Alors que deux tiers des embauches du secteur – 80 000 en moyenne par an – concernent des personnes peu qualifiées, cela ne signifie pas qu’elles ne gagnent pas en compétences et en savoir-faire par la suite, selon Caroline Troadec, responsable emploi-formation à la FCD qui note que plus de 3 % de la masse salariale est investie dans la formation professionnelle. Avec 4 000 certificats de qualification professionnelle (CQP), le secteur fait partie des plus prolifiques. Dans le tiercé de tête on trouve celui d’employé de commerce, puis de boucher et d’agent logistique. Ce diplôme uniquement reconnu par la branche professionnelle est un facteur de mobilité et de reconnaissance. Pour Philippe Moati, cofondateur de l’Observatoire Société et Consommation (ObSoCo), « il faut se demander comment il est possible de mobiliser dans un contexte de croissance ralentie lorsque les perspectives de carrière se tarissent et que les hauts postes sont de plus en plus techniques. Ce qu’on peut moins offrir en dynamique, on le remplit en sens en faisant que ce capital humain soit aussi valorisé à l’extérieur ». C’est aussi là que devra intervenir le management, selon Jean-Michel Molla : « Avec une réforme de la formation professionnelle déportée sur les collaborateurs, cela demande un plus grand travail pour identifier les besoins des subordonnés. »

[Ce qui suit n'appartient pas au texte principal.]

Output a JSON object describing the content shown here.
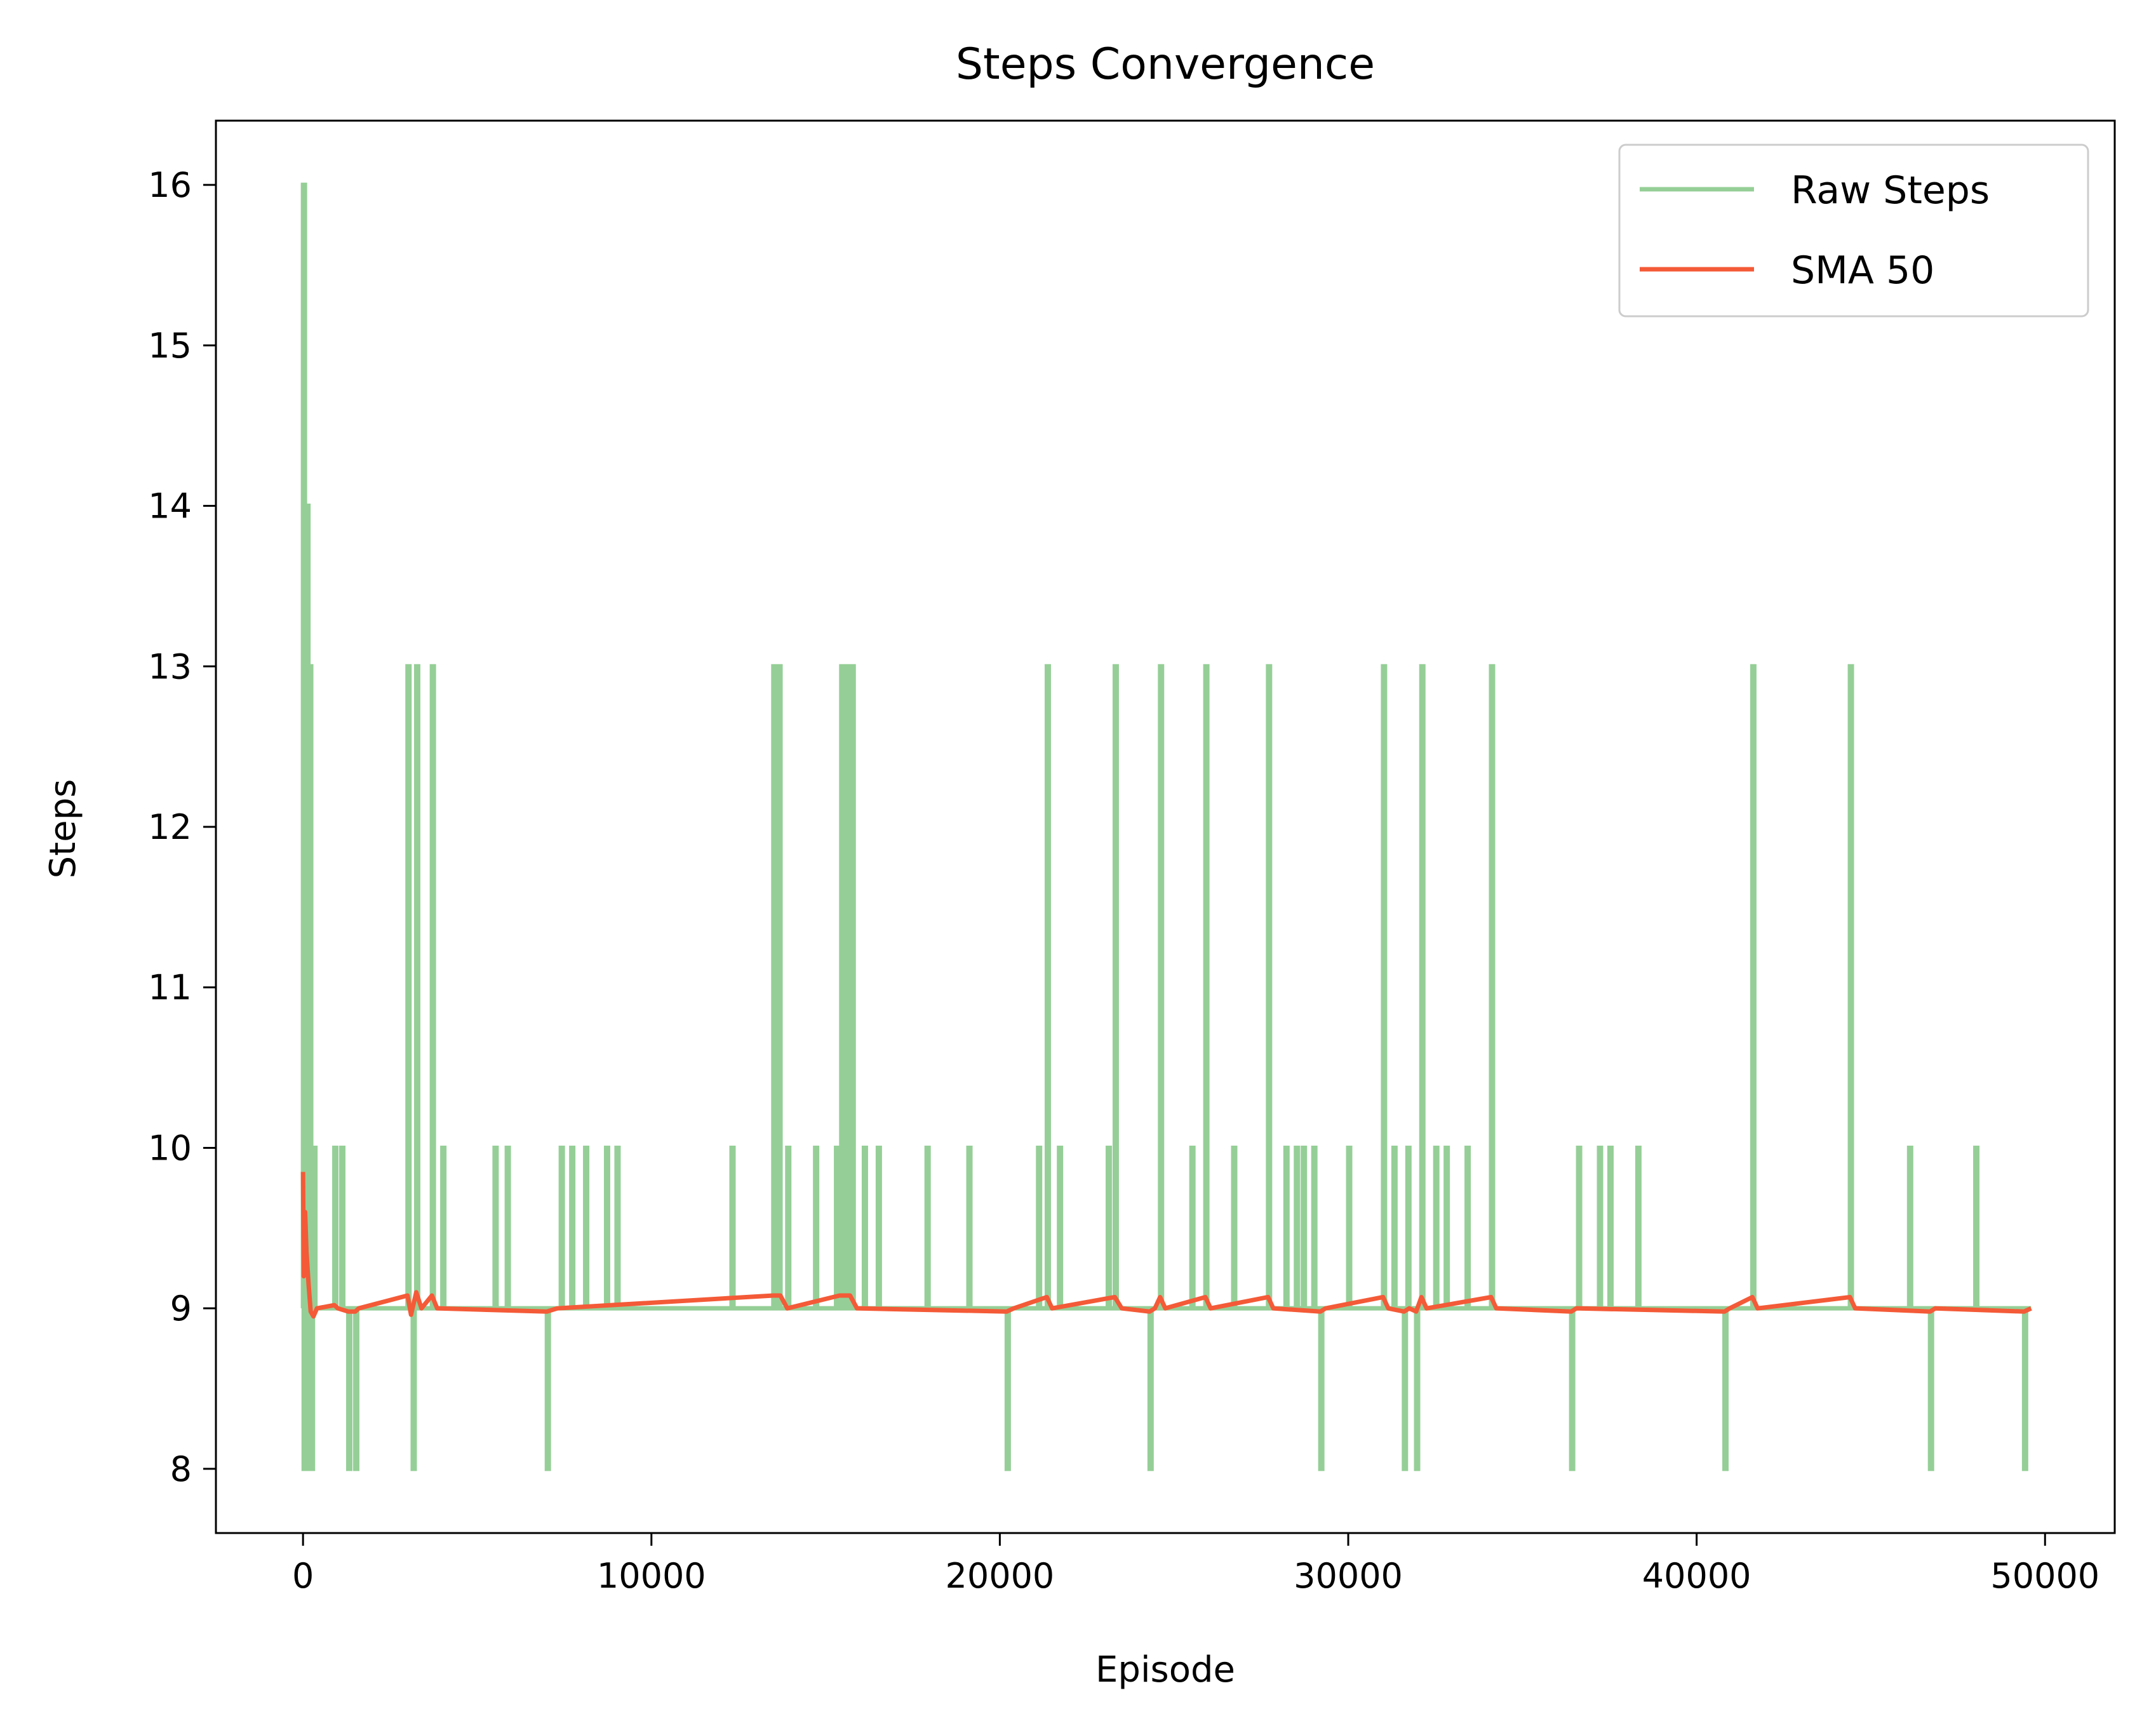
{
  "chart_data": {
    "type": "line",
    "title": "Steps Convergence",
    "xlabel": "Episode",
    "ylabel": "Steps",
    "xlim": [
      -2500,
      52000
    ],
    "ylim": [
      7.6,
      16.4
    ],
    "x_ticks": [
      0,
      10000,
      20000,
      30000,
      40000,
      50000
    ],
    "x_tick_labels": [
      "0",
      "10000",
      "20000",
      "30000",
      "40000",
      "50000"
    ],
    "y_ticks": [
      8,
      9,
      10,
      11,
      12,
      13,
      14,
      15,
      16
    ],
    "y_tick_labels": [
      "8",
      "9",
      "10",
      "11",
      "12",
      "13",
      "14",
      "15",
      "16"
    ],
    "grid": false,
    "legend_position": "upper-right",
    "series": [
      {
        "name": "Raw Steps",
        "color": "#95cf97",
        "baseline": 9,
        "x_range": [
          0,
          49600
        ],
        "values_note_free_spikes": true,
        "spikes": [
          [
            0,
            16
          ],
          [
            20,
            8
          ],
          [
            60,
            13
          ],
          [
            100,
            14
          ],
          [
            140,
            8
          ],
          [
            180,
            13
          ],
          [
            230,
            8
          ],
          [
            300,
            10
          ],
          [
            900,
            10
          ],
          [
            1100,
            10
          ],
          [
            1300,
            8
          ],
          [
            1500,
            8
          ],
          [
            3000,
            13
          ],
          [
            3150,
            8
          ],
          [
            3250,
            13
          ],
          [
            3700,
            13
          ],
          [
            4000,
            10
          ],
          [
            5500,
            10
          ],
          [
            5850,
            10
          ],
          [
            7000,
            8
          ],
          [
            7400,
            10
          ],
          [
            7700,
            10
          ],
          [
            8100,
            10
          ],
          [
            8700,
            10
          ],
          [
            9000,
            10
          ],
          [
            12300,
            10
          ],
          [
            13500,
            13
          ],
          [
            13650,
            13
          ],
          [
            13900,
            10
          ],
          [
            14700,
            10
          ],
          [
            15300,
            10
          ],
          [
            15450,
            13
          ],
          [
            15600,
            13
          ],
          [
            15750,
            13
          ],
          [
            16100,
            10
          ],
          [
            16500,
            10
          ],
          [
            17900,
            10
          ],
          [
            19100,
            10
          ],
          [
            20200,
            8
          ],
          [
            21100,
            10
          ],
          [
            21350,
            13
          ],
          [
            21700,
            10
          ],
          [
            23100,
            10
          ],
          [
            23300,
            13
          ],
          [
            24300,
            8
          ],
          [
            24600,
            13
          ],
          [
            25500,
            10
          ],
          [
            25900,
            13
          ],
          [
            26700,
            10
          ],
          [
            27700,
            13
          ],
          [
            28200,
            10
          ],
          [
            28500,
            10
          ],
          [
            28700,
            10
          ],
          [
            29000,
            10
          ],
          [
            29200,
            8
          ],
          [
            30000,
            10
          ],
          [
            31000,
            13
          ],
          [
            31300,
            10
          ],
          [
            31600,
            8
          ],
          [
            31700,
            10
          ],
          [
            31950,
            8
          ],
          [
            32100,
            13
          ],
          [
            32500,
            10
          ],
          [
            32800,
            10
          ],
          [
            33400,
            10
          ],
          [
            34100,
            13
          ],
          [
            36400,
            8
          ],
          [
            36600,
            10
          ],
          [
            37200,
            10
          ],
          [
            37500,
            10
          ],
          [
            38300,
            10
          ],
          [
            40800,
            8
          ],
          [
            41600,
            13
          ],
          [
            44400,
            13
          ],
          [
            46100,
            10
          ],
          [
            46700,
            8
          ],
          [
            48000,
            10
          ],
          [
            49400,
            8
          ]
        ]
      },
      {
        "name": "SMA 50",
        "color": "#f45a37",
        "points": [
          [
            0,
            9.85
          ],
          [
            20,
            9.2
          ],
          [
            60,
            9.6
          ],
          [
            100,
            9.35
          ],
          [
            160,
            9.15
          ],
          [
            220,
            8.98
          ],
          [
            300,
            8.95
          ],
          [
            400,
            9.0
          ],
          [
            900,
            9.02
          ],
          [
            1000,
            9.0
          ],
          [
            1300,
            8.98
          ],
          [
            1500,
            8.98
          ],
          [
            1600,
            9.0
          ],
          [
            3000,
            9.08
          ],
          [
            3100,
            8.96
          ],
          [
            3250,
            9.1
          ],
          [
            3400,
            9.0
          ],
          [
            3700,
            9.08
          ],
          [
            3850,
            9.0
          ],
          [
            7000,
            8.98
          ],
          [
            7300,
            9.0
          ],
          [
            13500,
            9.08
          ],
          [
            13700,
            9.08
          ],
          [
            13900,
            9.0
          ],
          [
            15400,
            9.08
          ],
          [
            15700,
            9.08
          ],
          [
            15900,
            9.0
          ],
          [
            20200,
            8.98
          ],
          [
            20400,
            9.0
          ],
          [
            21350,
            9.07
          ],
          [
            21500,
            9.0
          ],
          [
            23300,
            9.07
          ],
          [
            23500,
            9.0
          ],
          [
            24300,
            8.98
          ],
          [
            24450,
            9.0
          ],
          [
            24600,
            9.07
          ],
          [
            24750,
            9.0
          ],
          [
            25900,
            9.07
          ],
          [
            26050,
            9.0
          ],
          [
            27700,
            9.07
          ],
          [
            27850,
            9.0
          ],
          [
            29200,
            8.98
          ],
          [
            29350,
            9.0
          ],
          [
            31000,
            9.07
          ],
          [
            31150,
            9.0
          ],
          [
            31600,
            8.98
          ],
          [
            31750,
            9.0
          ],
          [
            31950,
            8.98
          ],
          [
            32100,
            9.07
          ],
          [
            32250,
            9.0
          ],
          [
            34100,
            9.07
          ],
          [
            34250,
            9.0
          ],
          [
            36400,
            8.98
          ],
          [
            36550,
            9.0
          ],
          [
            40800,
            8.98
          ],
          [
            40950,
            9.0
          ],
          [
            41600,
            9.07
          ],
          [
            41750,
            9.0
          ],
          [
            44400,
            9.07
          ],
          [
            44550,
            9.0
          ],
          [
            46700,
            8.98
          ],
          [
            46850,
            9.0
          ],
          [
            49400,
            8.98
          ],
          [
            49600,
            9.0
          ]
        ]
      }
    ]
  }
}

Côté syndicats, on regrette le manque de visibilité sur les montées possibles en compétences. Mais dans un secteur où chacun lorgne avec insistance sur l’autre, « aucun groupe ne veut prendre le risque de se lancer dans un projet définitif. Les directions opérationnelles lancent des projets comme les caisses tunnels [articles défilant et scannés sur un tapis sans présence de caissier, NDLR] et les ressources humaines les découvrent en même temps que les syndicats », avance Bruno Moutry, responsable CFDT au comité du groupe Carrefour. S’il existe une sous-commission paritaire dédiée aux nouvelles technologies, « cela ne répond pas à la transformation des compétences humaines ». Mais avant de se lancer, il faudrait, selon lui, un effort supplémentaire de dialogue social et encore avoir l’ensemble des données sur la table : lors de la négociation sur la GPEC, ce syndicaliste avait demandé la décomposition des effectifs métier par métier mais ne l’a jamais obtenu.